A second possibility is that the Braves' TV deal could be "bought out," i.e. if the contract got so debilitating to the team's fortunes that it would actually be worth it to all parties involved to dissolve the deal, with the Braves paying the other side off with cash (or other considerations). However, the problem with this scenario is that, obviously, it would cost a lot of money. There isn't a pre-negotiated buyout for the contract, meaning that if the Braves were to buy their way out of the contract, they'd have to pay the other parties enough money that they'd voluntarily agree to end the contract. It seems fairly obvious that the conglomeration of TV stations that are the beneficiaries of this deal are making a fairly large bit of money off it, and it would likely take a lot of money to convince them to give that up. About the only way this could be achieved would be if the potential creation of a RSN could fund paying off the previous media deal. This scenario would obviously create an increase in revenue, but mostly because of the created buyout debt, which in the end wouldn't leave the Braves much better off at all. They'd be making more in revenue, but they'd also have to use much of it to pay off the debt created. Such a scenario would likely help the Braves, but it wouldn't be the game-changing reversal of fortunes that the Dodgers saw, since the Dodgers simply waited out the end of their previous TV contract. For the Braves to buy their way out of the deal early would likely provide a modest increase in value at most.

One comfort for Braves fans though should come in the form of taking the Bloomberg infographic and then sorting by wins. What we see is that team values aren't terribly well correlated with wins, especially for any given single year. This is largely due to the fact that baseball salary structures allow six of a player's most valuable years to come at a substantial discount. That is, if the Braves can continue to draft and develop talent at an incredible rate, they could remain competitive, despite financial constraints that will become tighter and tighter as years pass. The downside is that out-drafting and out-developing other teams is becoming harder and harder as the gap in talent evaluation and development seems to be closing. It also unfortunately means that it's going to become tougher and tougher for the Braves to retain that talent past the initial six years of team control, something we may see play out with Jason Heyward.

We're on the verge of seeing a large scale inflation of salaries, as more and more teams create RSNs or negotiate larger media rights deals as their older deals expire. The Braves are 14 years away from being able to benefit from a RSN or renegotiation. Further, national TV money is set to flood the market as well. When guys like Heyward and Mike Trout hit the market at young ages (if they don't sign lucrative long term extensions prior to doing so), the numbers are going to be truly dizzying. This massive inflation on the horizon is why we're hearing that it's not unrealistic that Brain McCann could see a $100M contract this offseason. Heyward could easily be a $30M per year guy if he stays healthy, given inflation and the age at which he'll hit free agency.

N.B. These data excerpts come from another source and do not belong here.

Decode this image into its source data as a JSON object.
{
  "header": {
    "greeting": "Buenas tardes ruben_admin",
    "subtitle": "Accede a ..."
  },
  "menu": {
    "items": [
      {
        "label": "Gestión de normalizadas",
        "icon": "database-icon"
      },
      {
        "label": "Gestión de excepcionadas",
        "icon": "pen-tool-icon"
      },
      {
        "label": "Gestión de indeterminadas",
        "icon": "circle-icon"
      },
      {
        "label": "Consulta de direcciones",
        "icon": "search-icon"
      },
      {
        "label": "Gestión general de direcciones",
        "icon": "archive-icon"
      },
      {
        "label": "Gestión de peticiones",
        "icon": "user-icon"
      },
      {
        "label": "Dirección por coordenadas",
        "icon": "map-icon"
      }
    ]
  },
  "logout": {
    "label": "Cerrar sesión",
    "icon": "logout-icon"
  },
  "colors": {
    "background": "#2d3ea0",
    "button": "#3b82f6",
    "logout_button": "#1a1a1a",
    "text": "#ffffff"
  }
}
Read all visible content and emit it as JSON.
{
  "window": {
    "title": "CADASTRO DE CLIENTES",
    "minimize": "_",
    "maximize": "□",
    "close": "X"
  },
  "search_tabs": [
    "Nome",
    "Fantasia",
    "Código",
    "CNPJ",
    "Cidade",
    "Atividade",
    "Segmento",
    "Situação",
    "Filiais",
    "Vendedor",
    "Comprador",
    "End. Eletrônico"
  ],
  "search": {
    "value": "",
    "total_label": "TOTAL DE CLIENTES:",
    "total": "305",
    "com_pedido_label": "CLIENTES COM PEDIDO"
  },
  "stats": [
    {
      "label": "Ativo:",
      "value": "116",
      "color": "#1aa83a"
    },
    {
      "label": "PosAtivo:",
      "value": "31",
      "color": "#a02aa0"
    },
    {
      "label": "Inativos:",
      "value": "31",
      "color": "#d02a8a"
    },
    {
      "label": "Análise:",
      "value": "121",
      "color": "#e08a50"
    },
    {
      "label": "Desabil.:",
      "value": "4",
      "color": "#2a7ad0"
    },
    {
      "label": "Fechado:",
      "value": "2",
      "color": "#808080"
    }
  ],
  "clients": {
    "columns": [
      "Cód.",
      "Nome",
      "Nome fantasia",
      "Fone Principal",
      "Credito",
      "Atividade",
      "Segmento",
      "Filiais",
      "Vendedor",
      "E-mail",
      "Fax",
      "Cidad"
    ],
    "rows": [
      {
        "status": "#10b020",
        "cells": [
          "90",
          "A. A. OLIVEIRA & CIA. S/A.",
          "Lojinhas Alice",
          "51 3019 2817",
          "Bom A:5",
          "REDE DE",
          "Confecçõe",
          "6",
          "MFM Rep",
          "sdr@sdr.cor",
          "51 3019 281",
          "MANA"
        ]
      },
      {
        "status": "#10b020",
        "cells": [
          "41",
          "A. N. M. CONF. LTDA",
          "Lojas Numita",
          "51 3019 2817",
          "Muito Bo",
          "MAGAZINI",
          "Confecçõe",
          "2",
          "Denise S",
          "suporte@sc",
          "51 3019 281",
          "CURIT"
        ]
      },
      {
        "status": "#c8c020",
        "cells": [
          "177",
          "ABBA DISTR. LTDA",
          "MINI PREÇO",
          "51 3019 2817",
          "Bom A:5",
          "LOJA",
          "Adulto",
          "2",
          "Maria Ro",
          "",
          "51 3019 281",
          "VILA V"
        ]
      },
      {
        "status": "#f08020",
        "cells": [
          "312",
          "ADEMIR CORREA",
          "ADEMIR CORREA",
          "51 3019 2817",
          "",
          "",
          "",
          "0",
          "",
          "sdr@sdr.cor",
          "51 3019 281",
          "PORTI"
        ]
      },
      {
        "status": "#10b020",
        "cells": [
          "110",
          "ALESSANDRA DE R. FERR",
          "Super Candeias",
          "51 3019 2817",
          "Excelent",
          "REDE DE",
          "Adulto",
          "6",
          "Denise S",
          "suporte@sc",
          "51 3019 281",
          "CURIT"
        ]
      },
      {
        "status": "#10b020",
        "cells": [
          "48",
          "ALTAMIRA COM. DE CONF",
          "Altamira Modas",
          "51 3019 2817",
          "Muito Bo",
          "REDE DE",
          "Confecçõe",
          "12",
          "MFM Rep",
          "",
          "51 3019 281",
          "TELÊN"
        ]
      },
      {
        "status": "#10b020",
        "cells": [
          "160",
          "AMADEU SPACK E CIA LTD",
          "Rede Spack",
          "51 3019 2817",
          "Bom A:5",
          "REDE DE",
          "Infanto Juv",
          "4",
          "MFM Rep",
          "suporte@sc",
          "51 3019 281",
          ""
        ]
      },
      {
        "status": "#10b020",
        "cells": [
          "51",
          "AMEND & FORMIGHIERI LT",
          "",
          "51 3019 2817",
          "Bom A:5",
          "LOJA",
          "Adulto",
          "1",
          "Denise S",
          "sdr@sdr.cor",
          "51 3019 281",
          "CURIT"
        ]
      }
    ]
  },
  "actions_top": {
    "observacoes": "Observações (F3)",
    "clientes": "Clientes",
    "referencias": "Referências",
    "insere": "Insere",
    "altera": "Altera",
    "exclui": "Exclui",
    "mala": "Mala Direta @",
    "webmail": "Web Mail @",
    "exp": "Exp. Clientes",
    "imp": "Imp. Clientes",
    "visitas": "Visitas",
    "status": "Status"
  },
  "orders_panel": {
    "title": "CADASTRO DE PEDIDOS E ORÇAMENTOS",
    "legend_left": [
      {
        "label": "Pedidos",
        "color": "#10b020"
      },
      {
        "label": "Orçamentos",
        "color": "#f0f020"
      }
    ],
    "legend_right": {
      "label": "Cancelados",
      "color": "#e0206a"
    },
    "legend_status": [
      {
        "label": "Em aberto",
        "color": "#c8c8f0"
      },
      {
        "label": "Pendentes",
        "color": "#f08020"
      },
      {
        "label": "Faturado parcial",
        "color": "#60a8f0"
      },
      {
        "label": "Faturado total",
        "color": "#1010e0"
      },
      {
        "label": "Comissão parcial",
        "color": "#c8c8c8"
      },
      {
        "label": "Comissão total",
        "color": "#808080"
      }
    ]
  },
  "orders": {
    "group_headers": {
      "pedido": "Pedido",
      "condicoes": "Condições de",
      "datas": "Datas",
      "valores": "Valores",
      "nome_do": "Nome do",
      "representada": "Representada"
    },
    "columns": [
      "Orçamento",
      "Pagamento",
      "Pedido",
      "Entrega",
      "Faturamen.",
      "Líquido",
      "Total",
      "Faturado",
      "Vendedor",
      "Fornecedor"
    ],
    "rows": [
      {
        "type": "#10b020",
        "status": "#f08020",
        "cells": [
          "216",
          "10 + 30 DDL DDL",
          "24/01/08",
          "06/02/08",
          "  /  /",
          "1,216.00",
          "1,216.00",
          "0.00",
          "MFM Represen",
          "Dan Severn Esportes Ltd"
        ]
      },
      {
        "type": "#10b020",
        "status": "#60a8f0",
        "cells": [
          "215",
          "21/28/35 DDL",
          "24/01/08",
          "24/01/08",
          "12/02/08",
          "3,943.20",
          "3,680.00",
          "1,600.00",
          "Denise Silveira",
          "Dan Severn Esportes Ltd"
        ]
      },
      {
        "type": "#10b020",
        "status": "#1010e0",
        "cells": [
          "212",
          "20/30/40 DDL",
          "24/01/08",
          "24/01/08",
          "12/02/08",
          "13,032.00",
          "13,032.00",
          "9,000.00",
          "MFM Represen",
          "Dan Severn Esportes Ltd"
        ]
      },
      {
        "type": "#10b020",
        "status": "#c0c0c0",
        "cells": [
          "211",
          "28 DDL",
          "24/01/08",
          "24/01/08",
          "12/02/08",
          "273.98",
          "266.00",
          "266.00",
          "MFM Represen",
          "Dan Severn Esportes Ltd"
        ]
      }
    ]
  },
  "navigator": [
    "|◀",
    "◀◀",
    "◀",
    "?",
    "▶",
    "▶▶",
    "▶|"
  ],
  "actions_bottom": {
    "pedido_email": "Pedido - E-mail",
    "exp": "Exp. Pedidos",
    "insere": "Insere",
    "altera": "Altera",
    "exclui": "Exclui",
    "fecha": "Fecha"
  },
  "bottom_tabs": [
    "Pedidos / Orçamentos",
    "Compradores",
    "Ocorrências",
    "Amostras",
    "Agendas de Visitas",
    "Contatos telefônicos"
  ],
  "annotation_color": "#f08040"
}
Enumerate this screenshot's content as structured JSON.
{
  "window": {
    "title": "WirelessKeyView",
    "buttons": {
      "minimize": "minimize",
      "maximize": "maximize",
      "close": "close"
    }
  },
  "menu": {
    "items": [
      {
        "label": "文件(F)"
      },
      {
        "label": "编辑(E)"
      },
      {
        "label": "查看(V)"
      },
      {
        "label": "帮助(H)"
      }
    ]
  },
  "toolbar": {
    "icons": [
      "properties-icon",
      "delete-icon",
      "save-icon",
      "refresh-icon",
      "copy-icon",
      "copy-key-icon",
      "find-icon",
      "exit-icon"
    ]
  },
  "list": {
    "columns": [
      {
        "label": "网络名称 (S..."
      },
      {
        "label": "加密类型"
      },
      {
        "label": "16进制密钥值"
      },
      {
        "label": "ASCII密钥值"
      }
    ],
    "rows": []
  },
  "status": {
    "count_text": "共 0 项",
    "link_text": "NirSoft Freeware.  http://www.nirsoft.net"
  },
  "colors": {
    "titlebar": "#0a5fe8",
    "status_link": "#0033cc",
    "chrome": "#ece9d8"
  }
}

These sorts of numbers certainly aren't the end of the world, but they are definitely a rather large hurdle the Braves will have to overcome. As far as valuation of the Braves go, I think as the TV deal gets worse and worse, and other teams' comparative deals get better and better, we will steadily see the Braves' value drop, until we near the end of the deal, and the value sees a large increase, as the light of the tunnel for a new TV deal begins to emerge. But those intervening years could be dark indeed if the Braves aren't incredibly adept at developing young players and incredibly careful with the extension and free agent money they do spend.